Meanwhile, as the vicar and his wife had turned into the road at the Manor gates, the doctor's gardener, one Amos Goodwin, had chanced to be passing.
Amos was a sociable creature who measured his success in life by the amount of new and in some cases original gossip he managed to put into circulation. He was the most prolific purveyor of intimate domestic scandal in the neighborhood. Certainly he was the indispensable right-hand man of Mrs. Rudd the post-mistress, supplying her with the material on which she ran an informal Bureau of Unreliable Information. Amos had come past the Manor on the off-chance of seeing something which might suggest a plausible theory about the Manor mystery; but he was too good a journalist not to prefer to deal in the truth when he could get it; and the appearance of Mr. and Mrs. Davies actually leaving the suspicious premises held promise of a real and authentic "scoop"—if he could only hear what they were saying. He hobbled after the pair as quickly as he could, his long ear straining forward; but they swung off down the road at a pace that his rheumatic old legs could not hope to emulate. All the same, he had his reward; before she was out of earshot he heard Mrs. Davies' loud and piercing voice, remarking:
"Well, Julian, all I can say is that I consider the whole place a perfect scandal. Those black men, and the horrible women—ugh! The whole place looked more like a scene from 'Chu Chin Chow' than an English country house. And one thing I consider most suspicious...."

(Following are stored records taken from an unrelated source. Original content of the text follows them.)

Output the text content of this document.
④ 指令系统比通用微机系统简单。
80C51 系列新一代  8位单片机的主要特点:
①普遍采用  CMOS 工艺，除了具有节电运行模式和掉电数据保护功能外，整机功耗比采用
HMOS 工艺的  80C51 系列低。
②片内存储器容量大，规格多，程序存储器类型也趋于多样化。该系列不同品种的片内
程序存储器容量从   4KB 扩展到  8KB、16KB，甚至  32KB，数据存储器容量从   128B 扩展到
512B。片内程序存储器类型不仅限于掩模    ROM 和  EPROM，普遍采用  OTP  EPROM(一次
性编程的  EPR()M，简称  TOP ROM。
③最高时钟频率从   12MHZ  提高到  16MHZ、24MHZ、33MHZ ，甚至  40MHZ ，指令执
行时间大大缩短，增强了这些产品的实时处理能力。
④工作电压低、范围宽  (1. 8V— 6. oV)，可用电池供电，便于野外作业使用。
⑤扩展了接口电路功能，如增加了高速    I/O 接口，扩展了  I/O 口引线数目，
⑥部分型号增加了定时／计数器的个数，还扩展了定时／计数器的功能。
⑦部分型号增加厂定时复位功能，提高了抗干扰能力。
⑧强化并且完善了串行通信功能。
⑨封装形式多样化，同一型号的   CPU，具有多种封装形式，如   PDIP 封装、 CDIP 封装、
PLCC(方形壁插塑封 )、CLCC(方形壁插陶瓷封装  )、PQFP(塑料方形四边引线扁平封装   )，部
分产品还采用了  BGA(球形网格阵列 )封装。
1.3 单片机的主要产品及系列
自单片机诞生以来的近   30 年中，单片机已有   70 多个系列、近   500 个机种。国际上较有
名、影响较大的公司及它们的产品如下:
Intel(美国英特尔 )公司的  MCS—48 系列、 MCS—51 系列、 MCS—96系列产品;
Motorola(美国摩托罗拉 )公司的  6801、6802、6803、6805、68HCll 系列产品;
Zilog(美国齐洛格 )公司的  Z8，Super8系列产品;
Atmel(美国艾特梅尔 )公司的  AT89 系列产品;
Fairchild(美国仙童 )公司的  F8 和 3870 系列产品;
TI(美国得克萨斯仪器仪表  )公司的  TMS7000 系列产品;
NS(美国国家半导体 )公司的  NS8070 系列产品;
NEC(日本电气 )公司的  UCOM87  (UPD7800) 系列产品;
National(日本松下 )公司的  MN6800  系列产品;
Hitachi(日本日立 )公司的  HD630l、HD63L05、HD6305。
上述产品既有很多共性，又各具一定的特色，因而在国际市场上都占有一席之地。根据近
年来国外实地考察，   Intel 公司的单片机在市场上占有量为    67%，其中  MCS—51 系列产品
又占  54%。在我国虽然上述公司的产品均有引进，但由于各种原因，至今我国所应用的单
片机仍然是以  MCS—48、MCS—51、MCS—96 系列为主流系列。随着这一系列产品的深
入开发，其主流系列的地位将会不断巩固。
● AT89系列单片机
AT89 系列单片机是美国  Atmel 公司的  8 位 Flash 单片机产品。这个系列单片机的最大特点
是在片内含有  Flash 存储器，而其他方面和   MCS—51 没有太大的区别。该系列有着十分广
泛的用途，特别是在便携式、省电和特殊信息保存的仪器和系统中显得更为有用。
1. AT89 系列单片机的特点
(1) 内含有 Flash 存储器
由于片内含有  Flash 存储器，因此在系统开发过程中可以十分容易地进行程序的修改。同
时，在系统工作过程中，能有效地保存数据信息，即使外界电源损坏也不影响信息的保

Amos could hear no more. But on his way home he stopped at the post office.
CHAPTER XII ALF RECEIVES
That evening a deep peace had settled over Dunwater Park. Except for two people sunning themselves on the terrace, all the inhabitants of the hospital had gone to the tennis-court or the golf-links or the river.
"Oh dear," said Isobel, breaking a long silence. "I suppose I ought to go and finish the day's work before dinner."
"Don't," urged Denis Allen earnestly.